WASHINGTON — With a foreclosure rescue bill facing an uncertain fate in Congress, federal regulators are putting the final touches on new rules designed to curb irresponsible mortgage lending and help some struggling homeowners refinance into more affordable loans.
On Monday, the Federal Reserve is expected to require lenders to document borrowers' incomes and verify that they can afford their mortgage payments -- including the higher payments that come when adjustable-rate loans reset.
"These new rules, which will apply to all lenders and not just banks, will address some of the problems that have surfaced in recent years in mortgage lending, especially high-cost mortgage lending," Federal Reserve Chairman Ben S. Bernanke said at a conference Tuesday.
First proposed in December, the measures have been revised in recent months in response to public comment. Fed officials declined to describe the changes, but the regulations also are expected to limit bonuses paid to brokers for making subprime loans and restrict prepayment penalties for borrowers who want to refinance.
Although action from the Fed is imminent, Congress remains divided over how to stem rising foreclosures and deal with escalating costs to neighborhoods and communities.
Congressional efforts are focused on making it easier for borrowers to refinance into more-affordable loans. The Senate is expected to pass its version of a foreclosure prevention bill in coming days, but it differs from a bill already adopted by the House when it comes to specifics including how much relief would be doled out to communities ravaged by foreclosures, and how such relief would be funded.
It remains to be seen whether lawmakers can reconcile their differences, and even if they do, President Bush has said he may veto it.
The administration has expressed doubts about the wisdom of large-scale foreclosure legislation, preferring private sector initiatives to spur refinancings and regulatory measures to prevent future lending abuses.
"Many of today's unusually high number of foreclosures are not preventable," Treasury Secretary Henry M. Paulson Jr. said in a speech Tuesday. "Due to the lax credit and underwriting standards of the past years, some people took out mortgages they can't possibly afford and they will lose their homes. There is little public policymakers can, or should, do to compensate for untenable financial decisions."
Even so, Bernanke said the central bank would proceed with plans to tighten lending requirements for subprime loans, which carry higher interest rates because of the higher credit risk they pose to lenders.
Some of those new rules also may include restrictions on the use of the word "fixed" to describe the rate of a loan that may adjust in the future and prohibitions on brokers influencing the appraised value of homes.
Lenders also may be required to give borrowers at least 60 days before their loan rates reset, a period during which they can refinance without penalty.
Paul Leonard, director of the California office of the Center for Responsible Lending, said that many of the federal rules, as originally proposed, were too weak. For instance, he noted that some of the practices proposed by the Fed would apply only to subprime loans but not to other nontraditional mortgages, including so-called no doc and interest-only loans that also have high rates of default.

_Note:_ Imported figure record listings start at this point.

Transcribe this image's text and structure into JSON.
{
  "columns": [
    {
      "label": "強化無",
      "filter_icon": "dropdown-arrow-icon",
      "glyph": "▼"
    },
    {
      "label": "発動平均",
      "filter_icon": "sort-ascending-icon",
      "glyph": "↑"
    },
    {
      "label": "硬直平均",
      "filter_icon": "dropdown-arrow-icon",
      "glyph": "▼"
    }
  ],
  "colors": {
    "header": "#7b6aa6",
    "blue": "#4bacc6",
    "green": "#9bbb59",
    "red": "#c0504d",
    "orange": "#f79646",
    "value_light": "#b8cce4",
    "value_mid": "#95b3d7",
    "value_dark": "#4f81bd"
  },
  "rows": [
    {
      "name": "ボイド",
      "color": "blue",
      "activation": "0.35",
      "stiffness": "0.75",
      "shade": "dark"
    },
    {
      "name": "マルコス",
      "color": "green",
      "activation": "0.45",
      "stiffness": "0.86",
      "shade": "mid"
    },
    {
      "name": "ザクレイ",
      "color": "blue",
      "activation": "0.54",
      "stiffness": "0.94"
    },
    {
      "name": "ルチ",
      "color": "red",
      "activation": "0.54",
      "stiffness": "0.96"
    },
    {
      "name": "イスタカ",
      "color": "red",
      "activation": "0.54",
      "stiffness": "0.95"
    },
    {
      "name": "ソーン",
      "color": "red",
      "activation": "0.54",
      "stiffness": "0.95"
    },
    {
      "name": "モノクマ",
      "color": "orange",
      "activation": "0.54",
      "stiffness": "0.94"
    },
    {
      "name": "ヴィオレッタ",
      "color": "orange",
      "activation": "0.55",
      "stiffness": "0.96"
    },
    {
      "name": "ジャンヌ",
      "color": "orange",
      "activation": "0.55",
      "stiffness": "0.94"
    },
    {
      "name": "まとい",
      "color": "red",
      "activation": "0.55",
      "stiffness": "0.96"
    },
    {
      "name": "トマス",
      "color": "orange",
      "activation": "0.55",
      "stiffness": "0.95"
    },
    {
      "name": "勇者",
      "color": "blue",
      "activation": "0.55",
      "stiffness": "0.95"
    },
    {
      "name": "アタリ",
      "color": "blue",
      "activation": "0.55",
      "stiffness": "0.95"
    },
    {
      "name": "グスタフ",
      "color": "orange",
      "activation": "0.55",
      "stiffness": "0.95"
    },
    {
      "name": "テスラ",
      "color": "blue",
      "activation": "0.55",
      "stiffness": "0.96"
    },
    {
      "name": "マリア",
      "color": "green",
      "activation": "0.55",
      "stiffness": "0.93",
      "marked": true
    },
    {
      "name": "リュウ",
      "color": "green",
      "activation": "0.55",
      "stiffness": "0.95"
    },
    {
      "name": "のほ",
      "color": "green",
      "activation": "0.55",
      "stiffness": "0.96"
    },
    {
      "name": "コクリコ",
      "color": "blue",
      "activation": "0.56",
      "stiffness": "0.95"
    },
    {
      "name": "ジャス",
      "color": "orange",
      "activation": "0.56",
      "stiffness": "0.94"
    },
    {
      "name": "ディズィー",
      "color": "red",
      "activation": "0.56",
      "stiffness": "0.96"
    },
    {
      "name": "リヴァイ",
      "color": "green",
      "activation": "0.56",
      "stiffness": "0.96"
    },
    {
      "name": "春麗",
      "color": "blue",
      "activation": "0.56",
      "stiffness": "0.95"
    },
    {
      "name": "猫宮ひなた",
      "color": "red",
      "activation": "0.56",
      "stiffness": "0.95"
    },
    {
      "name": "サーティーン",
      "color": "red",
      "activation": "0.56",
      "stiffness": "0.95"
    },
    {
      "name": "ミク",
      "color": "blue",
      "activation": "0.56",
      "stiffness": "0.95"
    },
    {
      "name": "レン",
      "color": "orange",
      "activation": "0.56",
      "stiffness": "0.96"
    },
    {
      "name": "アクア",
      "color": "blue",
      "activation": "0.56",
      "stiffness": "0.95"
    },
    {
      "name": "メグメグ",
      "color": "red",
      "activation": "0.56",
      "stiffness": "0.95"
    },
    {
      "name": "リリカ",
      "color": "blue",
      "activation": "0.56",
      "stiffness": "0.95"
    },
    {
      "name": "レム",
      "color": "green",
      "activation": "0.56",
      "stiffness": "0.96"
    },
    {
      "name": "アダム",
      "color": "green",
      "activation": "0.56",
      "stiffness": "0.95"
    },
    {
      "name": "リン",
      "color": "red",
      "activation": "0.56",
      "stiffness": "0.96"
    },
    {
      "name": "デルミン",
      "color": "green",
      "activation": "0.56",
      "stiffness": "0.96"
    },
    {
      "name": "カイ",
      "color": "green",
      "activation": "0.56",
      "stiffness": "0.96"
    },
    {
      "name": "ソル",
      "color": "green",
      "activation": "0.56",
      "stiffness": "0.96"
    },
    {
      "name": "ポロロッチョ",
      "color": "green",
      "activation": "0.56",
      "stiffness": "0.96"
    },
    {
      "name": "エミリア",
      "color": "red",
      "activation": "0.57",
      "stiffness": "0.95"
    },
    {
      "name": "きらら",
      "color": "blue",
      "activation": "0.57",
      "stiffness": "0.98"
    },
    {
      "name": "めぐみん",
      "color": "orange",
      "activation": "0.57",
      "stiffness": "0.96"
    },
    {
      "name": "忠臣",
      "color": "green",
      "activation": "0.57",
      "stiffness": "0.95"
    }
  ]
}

"The Fed has the power to regulate unfair and deceptive practices and their opportunity to use this power is long overdue," Leonard said.
"We would like them to be more aggressive in outlawing the reckless practices that got us into this mess in the first place," he said.
On the other hand, the Mortgage Bankers Assn. has expressed concern that the new rules could impose burdensome requirements on lenders that would result in higher costs for borrowers.
MBA senior vice president Steve O'Connor noted that people are already finding it harder to get mortgage loans, and that further restrictions could "deny worthy borrowers reasonable access to credit."
In addition to the Fed action, the Federal Housing Administration announced Tuesday that starting next week it would expand the qualifications for borrowers seeking low-cost FHA-insured mortgages, making them more available in cases where a homeowner is behind on payments or owes more than the home's assessed value.
The new qualifications, first announced in April, would lift the requirement that borrowers be current on their loans for the last six months and would extend the program to borrowers facing economic hardship such as loss of a job or a change in marital status.
"One of the biggest problems we heard about was borrowers who didn't have a perfect payment history prior to the reset," FHA administrator Brian Montgomery said in a conference call with reporters, adding that the new rules would also ease requirements for borrowers with little equity in their homes.